Karaca ve Güncan (2009), Konya yöresinde 2009 yılında yabani çavdarın buğday ürününe karışma oranının ve bazı biyolojik özelliklerinin belirlenmesi amacıyla bir çalışma yürütmüşlerdir. Yaptıkları bu çalışmada buğday ürününe yabani çavdar tohumunun sayısal olarak ortalama %1,1536 ve ağırlık olarak %0,9522 oranında karıştığını tespit etmişlerdir. Diğer taraftan buğday tohumunun temizlenmeden ekilmesi durumunda dekara ortalama 6180 adet yabani çavdar tohumunun taşınabileceği bulunmuştur.

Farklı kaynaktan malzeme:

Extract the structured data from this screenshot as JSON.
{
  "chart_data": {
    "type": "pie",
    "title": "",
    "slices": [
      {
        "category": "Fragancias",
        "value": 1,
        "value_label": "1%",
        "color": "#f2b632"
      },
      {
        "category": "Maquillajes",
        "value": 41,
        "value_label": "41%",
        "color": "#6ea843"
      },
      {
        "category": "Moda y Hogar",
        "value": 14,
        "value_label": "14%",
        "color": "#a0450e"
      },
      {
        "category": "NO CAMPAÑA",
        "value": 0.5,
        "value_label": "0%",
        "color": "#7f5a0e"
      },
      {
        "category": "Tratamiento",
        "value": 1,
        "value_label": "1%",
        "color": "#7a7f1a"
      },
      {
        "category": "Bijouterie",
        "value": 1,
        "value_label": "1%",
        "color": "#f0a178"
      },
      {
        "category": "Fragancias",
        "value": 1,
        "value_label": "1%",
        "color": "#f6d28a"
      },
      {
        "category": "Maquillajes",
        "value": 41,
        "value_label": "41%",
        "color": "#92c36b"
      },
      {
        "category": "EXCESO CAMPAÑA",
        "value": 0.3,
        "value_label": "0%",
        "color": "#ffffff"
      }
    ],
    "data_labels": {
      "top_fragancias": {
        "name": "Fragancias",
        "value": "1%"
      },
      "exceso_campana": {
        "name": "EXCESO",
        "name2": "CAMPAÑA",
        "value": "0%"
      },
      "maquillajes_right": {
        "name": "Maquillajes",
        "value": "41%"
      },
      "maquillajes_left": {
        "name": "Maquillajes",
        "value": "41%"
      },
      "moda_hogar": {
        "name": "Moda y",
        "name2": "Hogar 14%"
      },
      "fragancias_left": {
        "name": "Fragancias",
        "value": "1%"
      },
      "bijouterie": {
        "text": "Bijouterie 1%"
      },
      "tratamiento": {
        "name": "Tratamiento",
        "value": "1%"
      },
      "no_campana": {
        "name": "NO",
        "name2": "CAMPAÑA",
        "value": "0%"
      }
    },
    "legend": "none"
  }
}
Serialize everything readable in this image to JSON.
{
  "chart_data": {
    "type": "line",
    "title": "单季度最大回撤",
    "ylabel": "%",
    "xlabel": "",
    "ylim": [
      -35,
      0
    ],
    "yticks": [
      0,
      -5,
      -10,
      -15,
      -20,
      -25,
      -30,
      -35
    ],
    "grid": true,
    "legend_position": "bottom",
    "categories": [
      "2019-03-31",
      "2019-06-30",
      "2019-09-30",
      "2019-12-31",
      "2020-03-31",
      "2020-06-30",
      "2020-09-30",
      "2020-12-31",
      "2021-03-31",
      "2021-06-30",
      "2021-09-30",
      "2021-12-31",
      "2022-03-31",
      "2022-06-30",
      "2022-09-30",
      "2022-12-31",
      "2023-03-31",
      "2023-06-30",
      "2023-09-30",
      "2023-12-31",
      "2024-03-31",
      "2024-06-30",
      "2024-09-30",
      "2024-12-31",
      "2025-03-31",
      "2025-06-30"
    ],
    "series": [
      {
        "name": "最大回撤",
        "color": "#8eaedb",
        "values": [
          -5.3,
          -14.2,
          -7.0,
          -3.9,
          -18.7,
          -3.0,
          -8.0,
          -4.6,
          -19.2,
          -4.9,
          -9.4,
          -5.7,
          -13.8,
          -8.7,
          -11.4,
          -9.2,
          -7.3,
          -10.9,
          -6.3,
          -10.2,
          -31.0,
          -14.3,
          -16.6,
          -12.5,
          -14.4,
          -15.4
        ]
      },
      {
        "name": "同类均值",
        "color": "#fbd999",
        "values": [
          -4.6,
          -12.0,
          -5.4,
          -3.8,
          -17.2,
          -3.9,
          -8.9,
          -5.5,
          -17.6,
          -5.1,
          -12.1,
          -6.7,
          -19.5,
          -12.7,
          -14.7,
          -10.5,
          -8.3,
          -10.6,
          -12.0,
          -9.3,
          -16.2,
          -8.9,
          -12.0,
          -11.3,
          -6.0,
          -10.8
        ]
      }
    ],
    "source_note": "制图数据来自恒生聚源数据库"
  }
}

Baş (2011), Doğu Karadeniz Bölgesinde buğday ürününe karışan yabancı otların, sıklıklarını, yoğunluklarını ve topluluk oluşturmalarını tespit etmek amacıyla 2010 yılında yapmış olduğu çalışmada 17 familyaya ait 47 yabancı ot tohumu türünü belirlemiştir. Bu türlerden karamuk (Agrostemma githago) ve pıtrak (Caucalis latifolia) çok yoğun; kanaviçe otu (Adonis sp), tarla düğün çiçeği (Ranunculus arvensis) ve yapışkan ot (Galium tricornotum)’ un yoğun olarak karıştığı saptanmıştır. Bölgede selektörden geçirilmemiş buğdaya sayısal olarak % 0.4336, ağırlık olarak ise % 0.1475 oranında yabancı ot tohumunun karıştığı saptanmıştır. Bazı yabancı otların besin değerleri üzerine ülkemizde bazı çalışmalar yapılmıştır.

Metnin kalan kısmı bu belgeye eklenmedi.